Even as a nation of overeaters, most Americans are concerned about the health effects of too much fat. We cling to the hope that we can somehow have it both ways: eat chips and ice cream but not suffer the consequences. Finally, there’s good news. And bad news.

The good news is that there is a new and formidable weapon in the war against dietary fat—a cooking oil called olestra, which adds no fat or calories to food. (Simply a molecule of table sugar linked to soybean or cottonseed oil, it is too large for the body to absorb or digest.) After analyzing copious data, consulting outside experts, and becoming convinced of the product’s safety, the FDA approved Procter and Gamble’s olestra for use in chips, crackers, and other “savory snacks” in 1996. Snacks fried with olestra and produced by about a dozen companies are currently hitting store shelves nationwide.

Olestra is a potential boon to public health in the United States, where one person in three is obese, diets are dominated by fat, and three of the top four of Americans’ biggest health concerns—heart disease, cancer, and elevated blood cholesterol—are related to fat consumption. Olestra can help to lower the proportion of fat and saturated fat, as well as cut calories, in the diet.

The scientific data argue compellingly for the safety of olestra, the most tested food substance in history. Over the past twenty-five years, there have been more than 150 animal studies and ninety-eight human clinical trials involving more than twenty thousand adults and children.

In test marketing, snacks cooked in olestra have been a monumental success: more than 28 million servings have been sold, many to repeat customers.

While olestra causes mild gastrointestinal symptoms in a small number of consumers, the frequency is no greater than with regular, full-fat chips. A large clinical study conducted in 1996 by Johns Hopkins University researchers, for example, showed no statistically significant differences in reports of digestive symptoms in one thousand moviegoers who consumed either olestra-cooked potato chips or full-fat chips (without knowing which they were eating). And like the rest of us, these test subjects didn’t eat just one: Median chip consumption was greater than two ounces for both groups, and more than a quarter of the test subjects ate more than four ounces of chips. (The typical single-serving bag of chips is about one ounce.) This definitive study was peer reviewed before being published in January 1998 in the Journal of the American Medical Association.
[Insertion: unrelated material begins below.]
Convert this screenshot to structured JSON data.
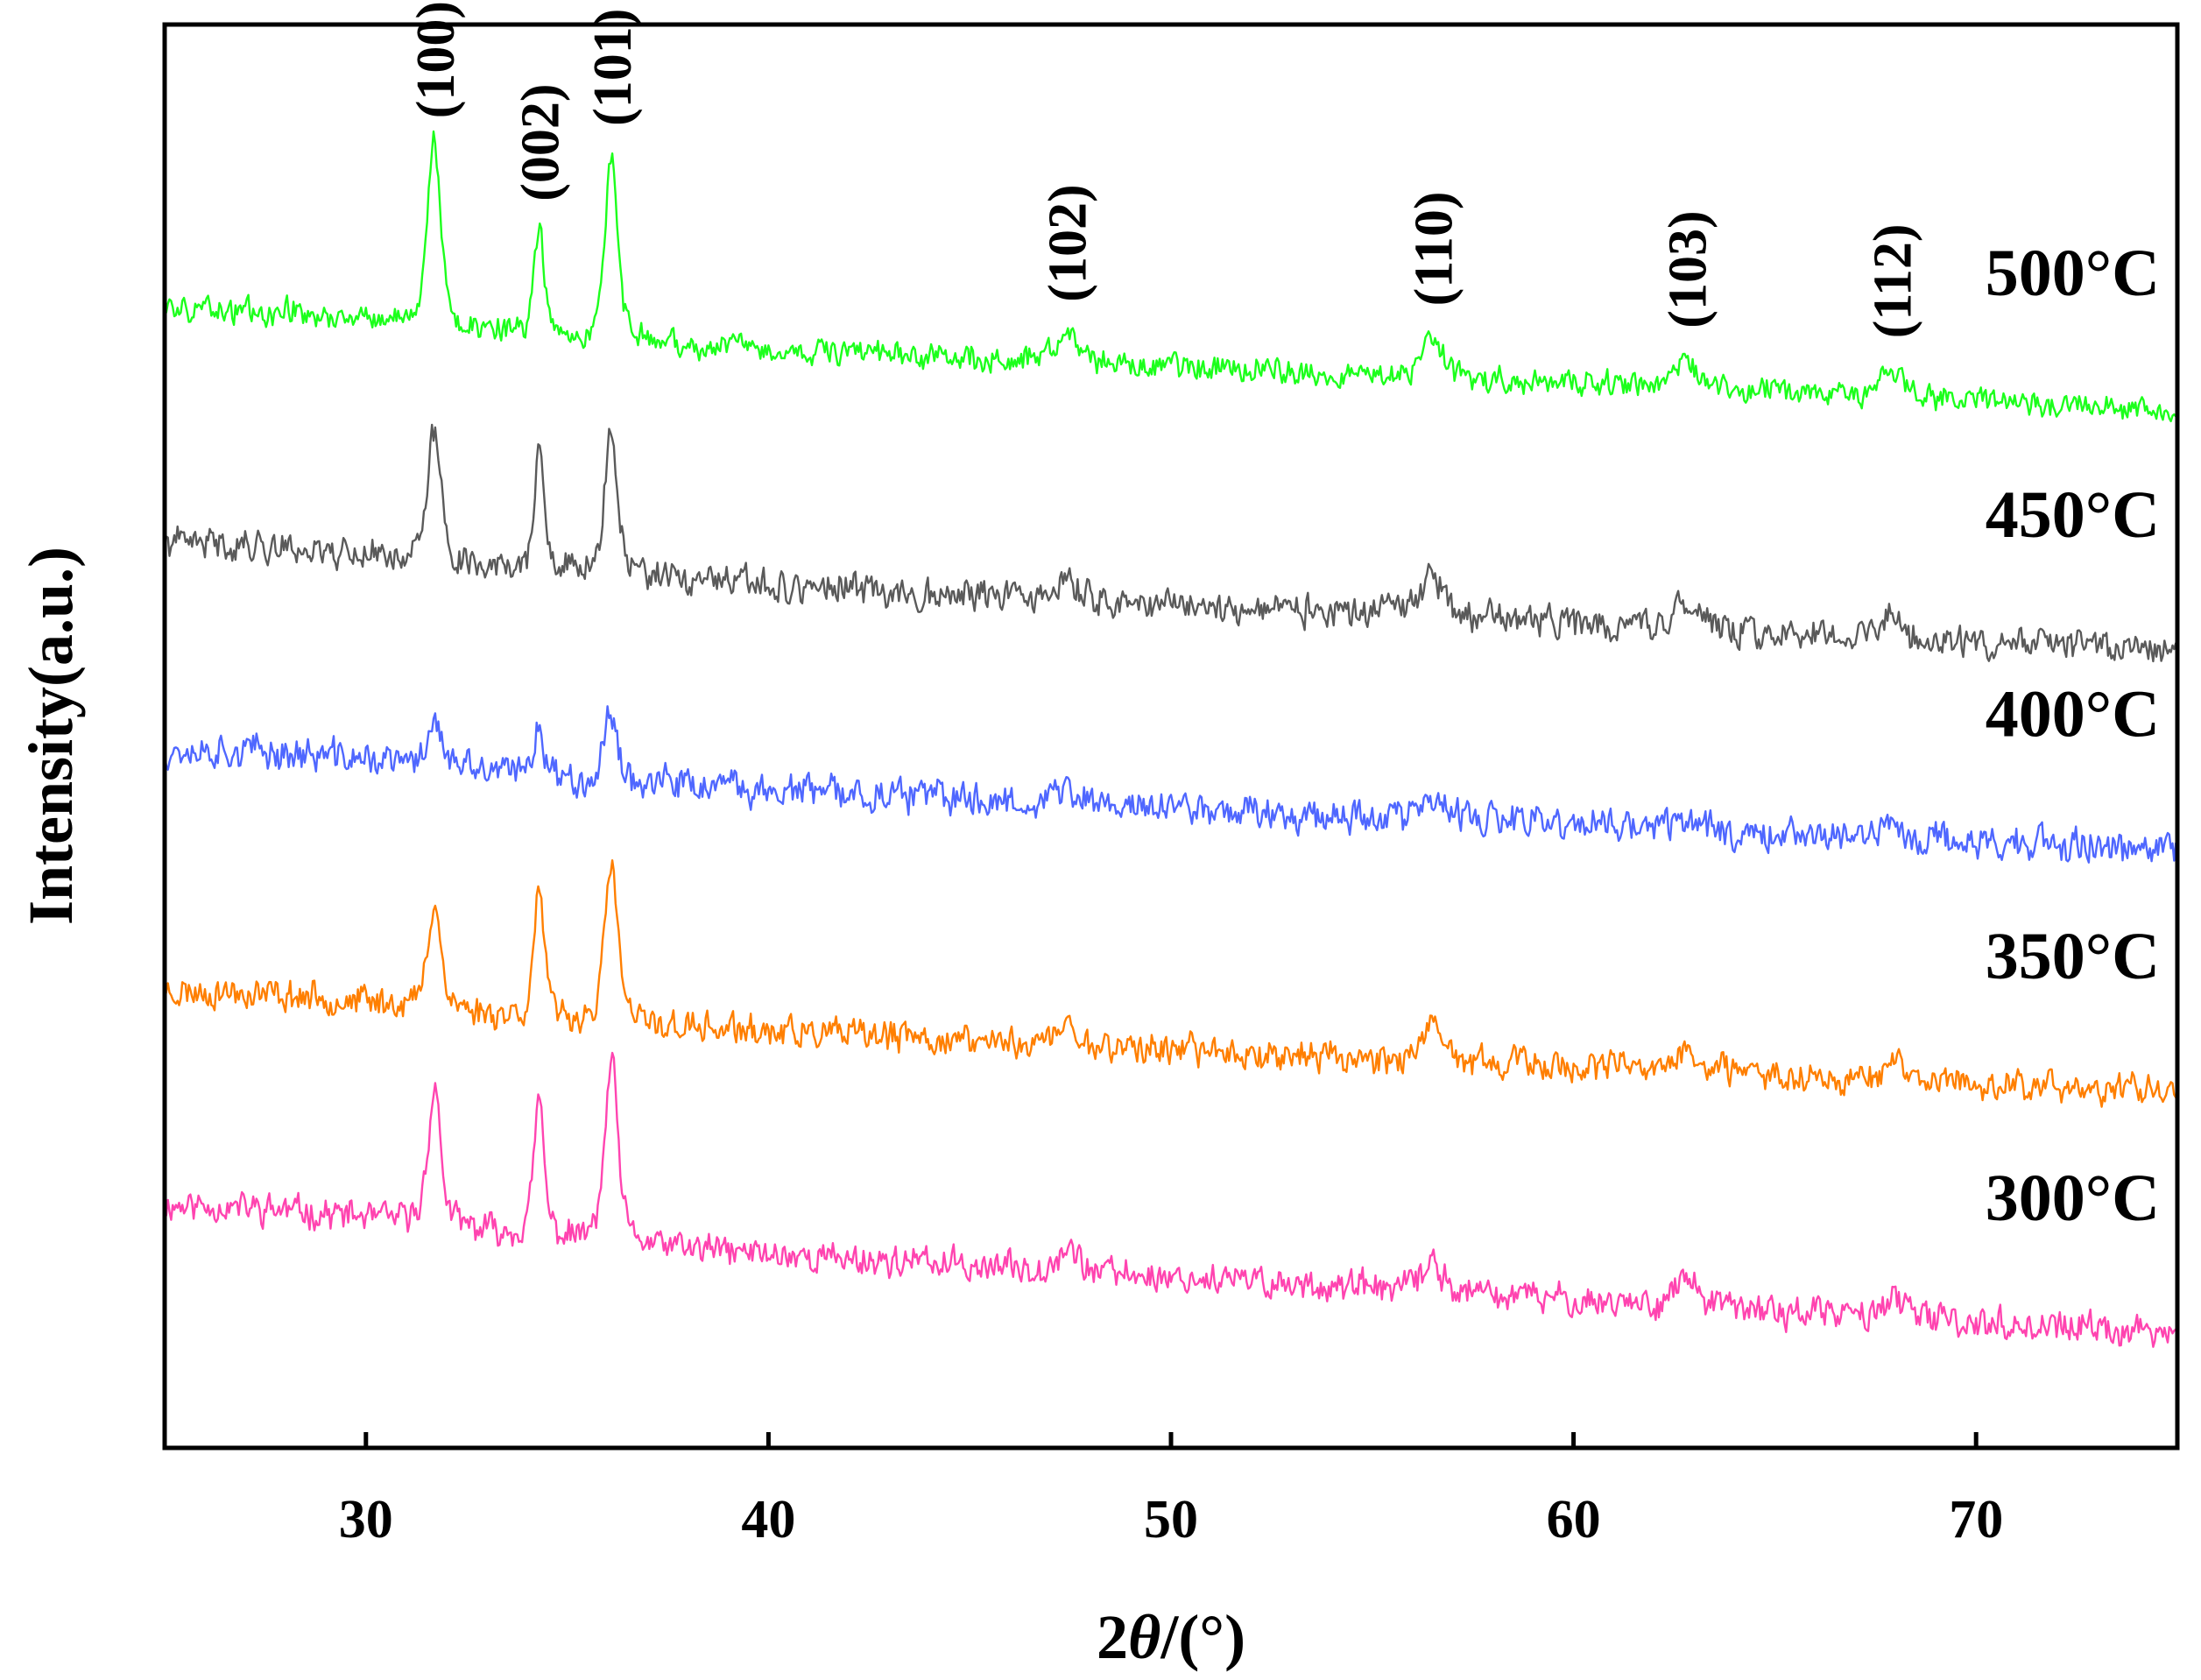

The bad news is that, so far, we can get olestra only in salted snacks. The FDA has declined even to consider applications for wider approval, although olestra is uniquely versatile in that it can be used instead of margarine, lard, butter, and other oils in frying, baking, and sauteing. It can be used in bread, prepared rice and potato dishes, sauces, chips, and candy. It’s odorless and tasteless.

And consider that four of the top five lunch/dinner entrées consumed in American homes in 1996 could be made lower in fat with olestra: pizza (no. 1) could be made with olestra oil; ham and turkey sandwiches (nos. 2 and 5, respectively) could be made with olestra-containing mayonnaise; peanut butter (in a sandwich, no. 3) could be made with olestra substituted for peanut oil; and hot dogs (no. 4) could contain leaner meat, with olestra added for the satisfying “mouthfeel” of fat.


In the United States, one person in three is obese, diets are dominated by fat, and three of the top four of America’s biggest health concerns—heart disease, cancer, and elevated blood cholesterol—are related to fat consumption.


As soon as possible, consumers should be allowed access to a broader spectrum of olestra foods. Widespread use of olestra could enable more Americans to adhere to the American Heart Association’s recommendation to consume less than 30 percent of total calories from fat. In public health impact, olestra in our diets could be tantamount to the recognition that lowering blood pressure reduces heart disease and stroke. (During just the past two years, if the people in the test markets had chosen to eat regular, full-fat chips instead of olestra-cooked chips, they would have consumed more than 2 billion additional calories and nearly 300 tons of fat.)

As a solution to Americans’ constantly expanding waistlines and fat consumption, olestra is the closest thing to a free lunch.